Interpret $\mathbb{R}^6 = (\mathbb{R}^2)^3$ as the space of ordered triangles in the real plane (degenerate triangles are included). There is a map $L \colon \mathbb{R}^6 \to \mathbb{R}^3$ sending a triangle to the lengths of its sides. Concretely, $$L(x_1, y_1, x_2, y_2, x_3, y_3) = \left(\sqrt{(x_1-x_2)^2+(y_1-y_2)^2}, \sqrt{(x_1-x_3)^2+(y_1-y_3)^2}, \sqrt{(x_2-x_3)^2+(y_2-y_3)^2}\right).$$ Let $B$ be the image, that is, $B = \{(a,b,c) \in \mathbb{R}_{\ge 0}^3 \mid a +b \ge c, a+c \ge b, b+c \ge a\}$. Is there a continuous section $s \colon B \to \mathbb{R}^6$ of $L$, i.e., $L \circ s = \operatorname{id}$?

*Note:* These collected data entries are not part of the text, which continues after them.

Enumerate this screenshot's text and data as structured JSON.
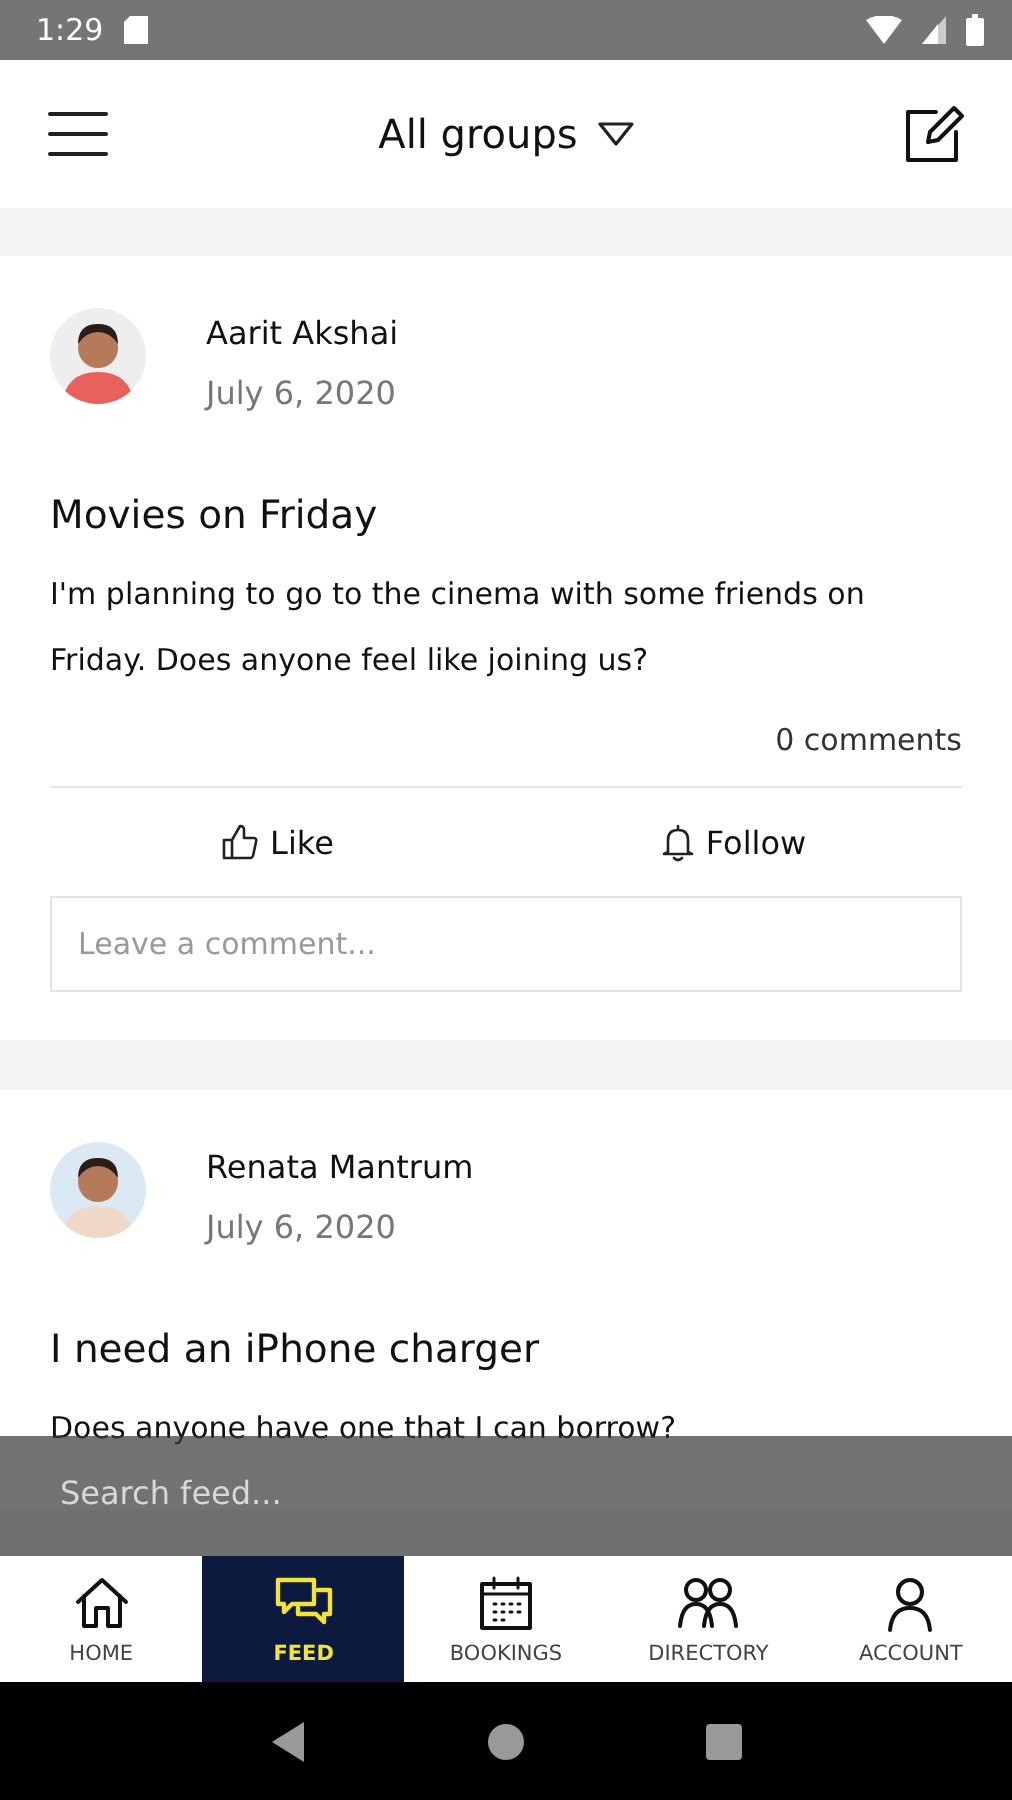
{
  "status_bar": {
    "time": "1:29"
  },
  "header": {
    "title": "All groups"
  },
  "posts": [
    {
      "author": "Aarit Akshai",
      "date": "July 6, 2020",
      "title": "Movies on Friday",
      "body": "I'm planning to go to the cinema with some friends on Friday. Does anyone feel like joining us?",
      "comments": "0 comments",
      "actions": [
        {
          "kind": "like",
          "label": "Like"
        },
        {
          "kind": "follow",
          "label": "Follow"
        }
      ],
      "comment_placeholder": "Leave a comment..."
    },
    {
      "author": "Renata Mantrum",
      "date": "July 6, 2020",
      "title": "I need an iPhone charger",
      "body": "Does anyone have one that I can borrow?"
    }
  ],
  "search": {
    "placeholder": "Search feed..."
  },
  "nav": [
    {
      "kind": "home",
      "label": "HOME",
      "selected": false
    },
    {
      "kind": "feed",
      "label": "FEED",
      "selected": true
    },
    {
      "kind": "bookings",
      "label": "BOOKINGS",
      "selected": false
    },
    {
      "kind": "directory",
      "label": "DIRECTORY",
      "selected": false
    },
    {
      "kind": "account",
      "label": "ACCOUNT",
      "selected": false
    }
  ]
}
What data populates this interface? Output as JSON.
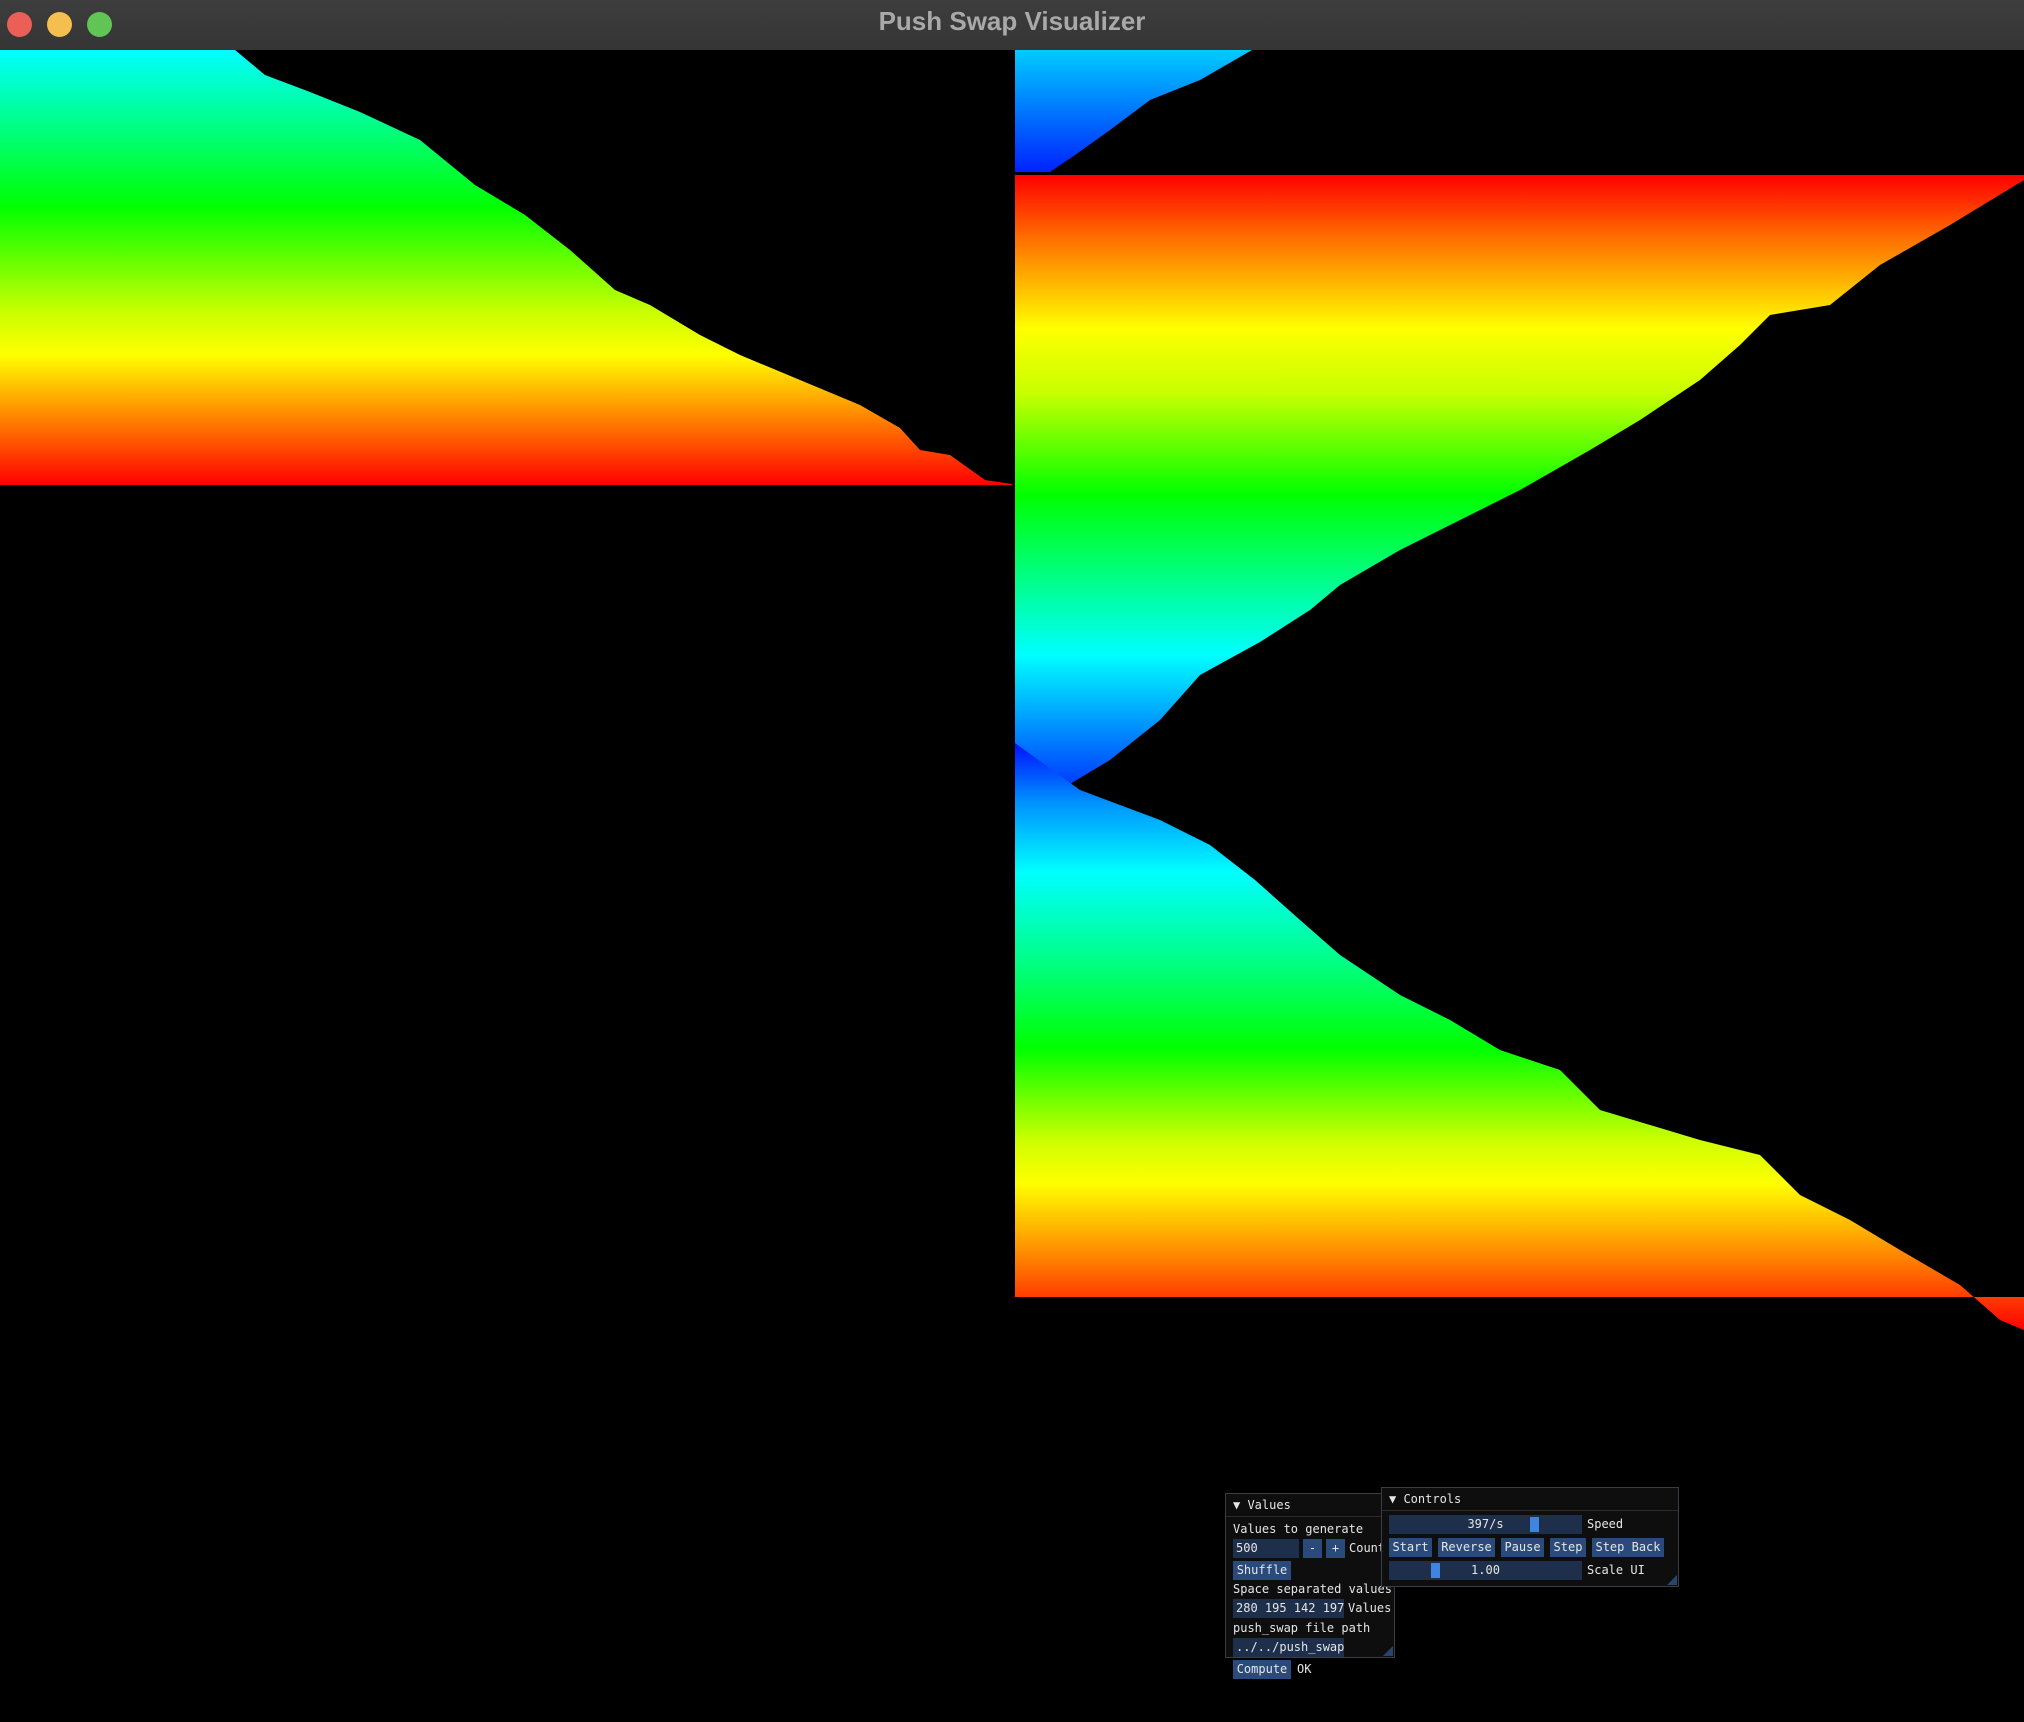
{
  "window": {
    "title": "Push Swap Visualizer"
  },
  "values_panel": {
    "title": "▼ Values",
    "values_to_generate_label": "Values to generate",
    "count_value": "500",
    "minus_label": "-",
    "plus_label": "+",
    "count_label": "Count",
    "shuffle_label": "Shuffle",
    "space_separated_label": "Space separated values",
    "values_input": "280 195 142 197",
    "values_label": "Values",
    "file_path_label": "push_swap file path",
    "file_path_value": "../../push_swap",
    "compute_label": "Compute",
    "status": "OK"
  },
  "controls_panel": {
    "title": "▼ Controls",
    "speed_value": "397/s",
    "speed_label": "Speed",
    "speed_fraction": 0.77,
    "start_label": "Start",
    "reverse_label": "Reverse",
    "pause_label": "Pause",
    "step_label": "Step",
    "step_back_label": "Step Back",
    "scale_value": "1.00",
    "scale_label": "Scale UI",
    "scale_fraction": 0.22
  },
  "colors": {
    "background": "#000000",
    "accent": "#3d85e0",
    "button": "#294a7a",
    "field": "#1d2f4b"
  }
}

My thoughts so far: When restricting to non-degenerate triangles, there is such a section. Just fix the first corner at the origin, let the second corner be on the positive $x$-axis and choose the third point of the triangle to be the unique one in the upper half plane to have the right distances to the other ones. One can write down formulas for the points without problems and the resulting map is continuous. A problem arises for degenerate triangles where $(x_1, y_1)$ and $(x_2, y_2)$ have distance zero. The paths $t \mapsto (t, 1, \sqrt{1+t^2})$ and $(t, 1, \sqrt{1-t+t^2})$ both approach $(0,1,1)$ as $t \to 0$. Applying my conjectured $s$ and taking the limit, however, results in different degenerate triangles.
I tried several other candidates for $s$, but there is always a class of degenerate triangles where discontinuities arise. Therefore, I suppose that no such $s$ exists. Unfortunately, I have no idea how to disprove its existence. The only thing I figured out is that we may assume the first two coordinates of $s$ to be constantly zero. Otherwise we may subtract these coordinates from all components of $s$ without changing the distances between the points. I also tried rotating the triangles given by $s(a,b,c)$ so that the second point lies on a fixed ray starting at the origin. This failed as the angle between $(x_2, y_2)$ and the fixed ray is undefined if $(x_2, y_2)$ is zero.
Another idea I had was using the cohomology of the topological spaces involved. But this does not seem helpful as $B$ is contractible.
EDIT — New Idea: If a section $s$ exists, then $L$ is a quotient map. This means $U \subseteq B$ is open only if $L^{-1}(U)$ is open. This statement looks more susceptible to a refutation.